Mode de vie sédentaire et malsain

Nous avons été des nomades pendant des milliers d’années, nous déplaçant ici et là à la recherche d’eau propre ou de pommes plus rouges.

Le mode de vie sédentaire serait la mère (ou le père) de tous les malheurs. Personnelle et collective. Une sédentarité prolongée augmente, par exemple, le risque d’accident cardiovasculaire aigu, la redoutable atrophie articulaire ou l’augmentation de ce satané cholestérol qui, tôt ou tard, bouchera toutes les veines de l’Occident.

À tout cela, on pourrait ajouter le narcissisme ethnique (il n’y a rien de tel que les ratatouilles de mon village), la myopie paysagère (il n’y en a pas d’autre comme le coucher de soleil que l’on peut voir depuis le clocher de la place de mon village) ou la paranoïa nationaliste (mon village est le plus vieux village d’Europe) : si vous ne bougez pas ou ne quittez pas votre village, vous ne saurez pas qu’il existe d’autres villages, d’autres couchers de soleil, d’autres façons de penser ou de manger.

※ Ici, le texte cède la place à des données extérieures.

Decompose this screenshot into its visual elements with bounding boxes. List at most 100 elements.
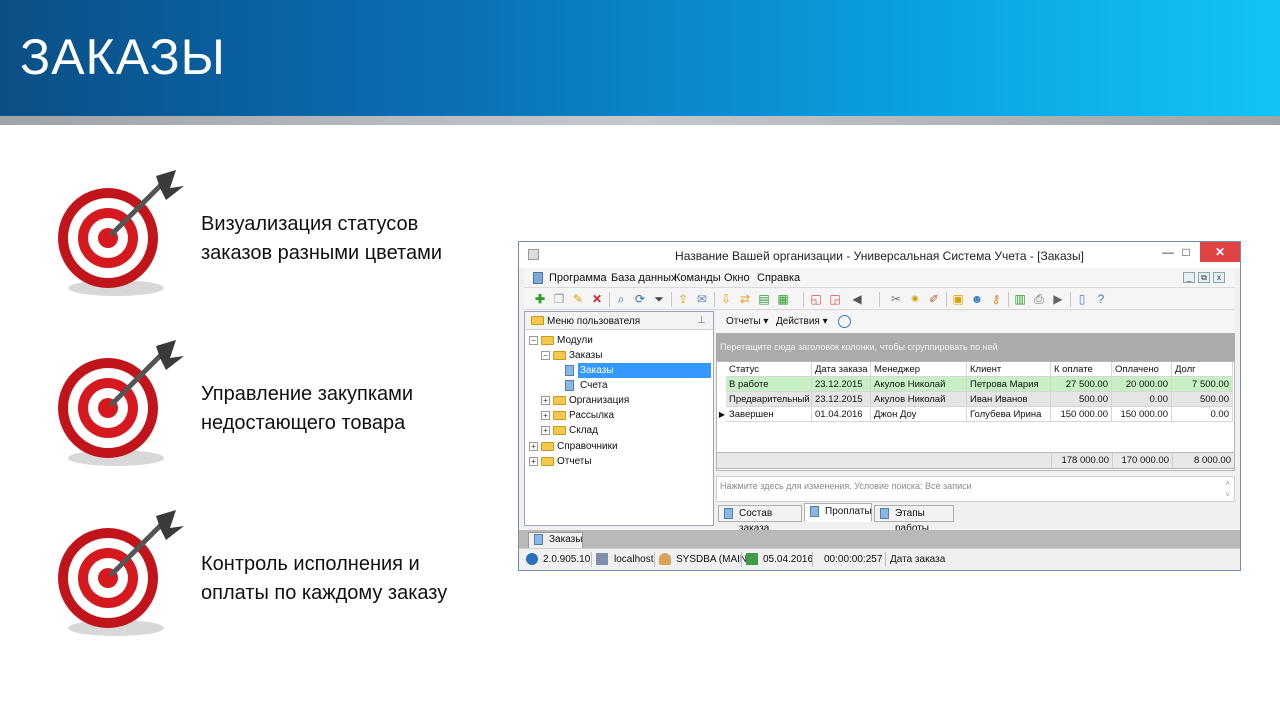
help-icon[interactable]: ? xyxy=(1094,292,1108,306)
column-header-manager[interactable]: Менеджер xyxy=(871,362,967,377)
reports-button[interactable]: Отчеты ▾ xyxy=(726,316,768,327)
table-cell[interactable]: 01.04.2016 xyxy=(812,407,871,422)
tab-order-items[interactable]: Состав заказа xyxy=(718,505,802,534)
copy-icon[interactable]: ❐ xyxy=(552,292,566,306)
table-row[interactable]: Предварительный xyxy=(726,392,812,407)
table-cell[interactable]: 27 500.00 xyxy=(1051,377,1112,392)
tree-item-references[interactable]: + Справочники xyxy=(527,439,707,454)
table-cell[interactable]: 23.12.2015 xyxy=(812,392,871,407)
book-icon[interactable]: ▯ xyxy=(1075,292,1089,306)
maximize-button[interactable]: □ xyxy=(1171,242,1201,262)
filter-icon[interactable]: ⏷ xyxy=(652,292,666,306)
import-icon[interactable]: ⇩ xyxy=(719,292,733,306)
print-preview-icon[interactable]: ▤ xyxy=(757,292,771,306)
folder-icon xyxy=(541,336,554,345)
search-icon[interactable]: ⌕ xyxy=(614,292,628,306)
expand-icon[interactable]: + xyxy=(541,411,550,420)
tab-payments[interactable]: Проплаты xyxy=(804,503,872,522)
move-icon[interactable]: ⇄ xyxy=(738,292,752,306)
key-icon[interactable]: ⚷ xyxy=(989,292,1003,306)
table-cell[interactable]: Акулов Николай xyxy=(871,377,967,392)
status-date: 05.04.2016 xyxy=(763,554,814,565)
edit-icon[interactable]: ✎ xyxy=(571,292,585,306)
clock-icon[interactable] xyxy=(838,315,851,328)
table-cell[interactable]: 500.00 xyxy=(1051,392,1112,407)
tree-item-invoices[interactable]: Счета xyxy=(527,378,707,393)
media-icon[interactable]: ▶ xyxy=(1051,292,1065,306)
table-cell[interactable]: 23.12.2015 xyxy=(812,377,871,392)
window-icon[interactable]: ◲ xyxy=(828,292,842,306)
mdi-minimize-button[interactable]: _ xyxy=(1183,272,1195,283)
actions-button[interactable]: Действия ▾ xyxy=(776,316,828,327)
group-hint: Перетащите сюда заголовок колонки, чтобы… xyxy=(720,342,998,352)
pin-icon[interactable]: ⊥ xyxy=(697,315,706,326)
mdi-tab-orders[interactable]: Заказы xyxy=(528,532,583,548)
table-cell[interactable]: Джон Доу xyxy=(871,407,967,422)
wizard-icon[interactable]: ✷ xyxy=(908,292,922,306)
table-cell[interactable]: 0.00 xyxy=(1172,407,1233,422)
window-titlebar[interactable]: Название Вашей организации - Универсальн… xyxy=(519,242,1240,268)
mdi-restore-button[interactable]: ⧉ xyxy=(1198,272,1210,283)
note-icon[interactable]: ✐ xyxy=(927,292,941,306)
menu-database[interactable]: База данных xyxy=(611,272,677,284)
new-window-icon[interactable]: ◱ xyxy=(809,292,823,306)
column-header-client[interactable]: Клиент xyxy=(967,362,1051,377)
table-cell[interactable]: Акулов Николай xyxy=(871,392,967,407)
group-by-area[interactable]: Перетащите сюда заголовок колонки, чтобы… xyxy=(716,333,1235,361)
tools-icon[interactable]: ✂ xyxy=(889,292,903,306)
expand-icon[interactable]: + xyxy=(529,442,538,451)
table-row[interactable]: В работе xyxy=(726,377,812,392)
comment-icon[interactable]: ✉ xyxy=(695,292,709,306)
table-cell[interactable]: 150 000.00 xyxy=(1112,407,1172,422)
filter-bar[interactable]: Нажмите здесь для изменения. Условие пои… xyxy=(716,476,1235,502)
close-button[interactable]: ✕ xyxy=(1200,242,1240,262)
expand-icon[interactable]: + xyxy=(541,396,550,405)
bullet-2: Управление закупками недостающего товара xyxy=(52,336,502,476)
tree-item-organization[interactable]: + Организация xyxy=(527,393,707,408)
sound-icon[interactable]: ◀ xyxy=(850,292,864,306)
tree-item-orders[interactable]: Заказы xyxy=(527,363,711,378)
column-header-to-pay[interactable]: К оплате xyxy=(1051,362,1112,377)
table-row[interactable]: Завершен xyxy=(726,407,812,422)
tree-item-reports[interactable]: + Отчеты xyxy=(527,454,707,469)
column-header-paid[interactable]: Оплачено xyxy=(1112,362,1172,377)
collapse-icon[interactable]: − xyxy=(529,336,538,345)
table-cell[interactable]: 0.00 xyxy=(1112,392,1172,407)
table-cell[interactable]: 20 000.00 xyxy=(1112,377,1172,392)
collapse-icon[interactable]: − xyxy=(541,351,550,360)
tab-work-stages[interactable]: Этапы работы xyxy=(874,505,954,534)
column-header-status[interactable]: Статус xyxy=(726,362,812,377)
printer-icon[interactable]: ⎙ xyxy=(1032,292,1046,306)
folder-icon xyxy=(553,411,566,420)
menu-commands[interactable]: Команды xyxy=(674,272,721,284)
export-icon[interactable]: ⇪ xyxy=(676,292,690,306)
tree-item-mailing[interactable]: + Рассылка xyxy=(527,408,707,423)
mdi-close-button[interactable]: x xyxy=(1213,272,1225,283)
excel-icon[interactable]: ▦ xyxy=(776,292,790,306)
expand-icon[interactable]: + xyxy=(541,426,550,435)
table-cell[interactable]: Петрова Мария xyxy=(967,377,1051,392)
menu-help[interactable]: Справка xyxy=(757,272,800,284)
users-icon[interactable]: ☻ xyxy=(970,292,984,306)
table-cell[interactable]: 500.00 xyxy=(1172,392,1233,407)
menu-program[interactable]: Программа xyxy=(549,272,607,284)
menu-window[interactable]: Окно xyxy=(724,272,750,284)
table-cell[interactable]: 7 500.00 xyxy=(1172,377,1233,392)
column-header-date[interactable]: Дата заказа xyxy=(812,362,871,377)
expand-icon[interactable]: + xyxy=(529,457,538,466)
target-icon xyxy=(58,170,184,296)
calendar-icon[interactable]: ▥ xyxy=(1013,292,1027,306)
scroll-arrows-icon[interactable]: ˄ ˅ xyxy=(1225,478,1230,500)
table-cell[interactable]: Иван Иванов xyxy=(967,392,1051,407)
table-cell[interactable]: Голубева Ирина xyxy=(967,407,1051,422)
delete-icon[interactable]: ✕ xyxy=(590,292,604,306)
refresh-icon[interactable]: ⟳ xyxy=(633,292,647,306)
add-icon[interactable]: ✚ xyxy=(533,292,547,306)
tree-item-modules[interactable]: − Модули xyxy=(527,333,707,348)
tree-item-warehouse[interactable]: + Склад xyxy=(527,423,707,438)
column-header-debt[interactable]: Долг xyxy=(1172,362,1233,377)
detail-tabs: Состав заказа Проплаты Этапы работы xyxy=(716,503,1235,534)
lock-icon[interactable]: ▣ xyxy=(951,292,965,306)
tree-item-orders-group[interactable]: − Заказы xyxy=(527,348,707,363)
table-cell[interactable]: 150 000.00 xyxy=(1051,407,1112,422)
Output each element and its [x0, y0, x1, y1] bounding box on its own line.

Nous étions censés être des nomades et cela a été le cas pendant des dizaines de milliers d’années, toujours en mouvement à la recherche d’eau propre ou de pommes plus rouges. Tout cela était très fatigant et quelqu’un a découvert les graines, a construit une hutte, s’est assis au bord d’une rivière et a commencé à chanter en attendant que la récolte pousse : le nomadisme a commencé à avoir ses jours comptés et presque toutes les sociétés (aussi primitives soient-elles) ont promulgué des édits qui persécutaient le nomade, celui qui n’avait pas de résidence fixe, pas de travail connu, pas de parents ou d’amis locaux.

Comme on le sait, le nomadisme n’a pas bonne presse depuis plusieurs siècles. Mais selon moi les modes de vie sédentaires ne suscitent pas non plus beaucoup de respect ; c’est pourquoi les autorités de tous horizons nous recommandent vivement de faire des promenades ou des randonnées, n’importe quel itinéraire serait valable, il suffit de sortir et de marcher. Et ensuite, logiquement, rentrer chez soi.

Mais ce ne serait qu’une possibilité ; car, comme le soulignait Henry David Thoreau,

« la moitié du chemin n’est rien d’autre qu’un retour en arrière ; peut-être faudrait-il prolonger la plus courte des promenades, avec un impérissable esprit d’aventure, pour ne jamais revenir ».

Ce serait une rupture avec les modes de vie sédentaires. Cependant, comme je l’ai déjà dit, le nomadisme n’a pas bonne presse. Et quand quelqu’un ne revient pas, toutes les sonnettes d’alarme se déclenchent. C’est pourquoi les prix de tous les billets de train ou de bus, d’avion ou de bateau sont considérablement réduits lorsque le voyageur achète un billet de retour et promet de rentrer chez lui. Je suppose que ce devrait être l’inverse : une bonne réduction pour tous ceux qui partent sans la moindre intention de revenir. Personne ne regrette jamais d’être parti. C’est seulement le retour qui suscite la consternation.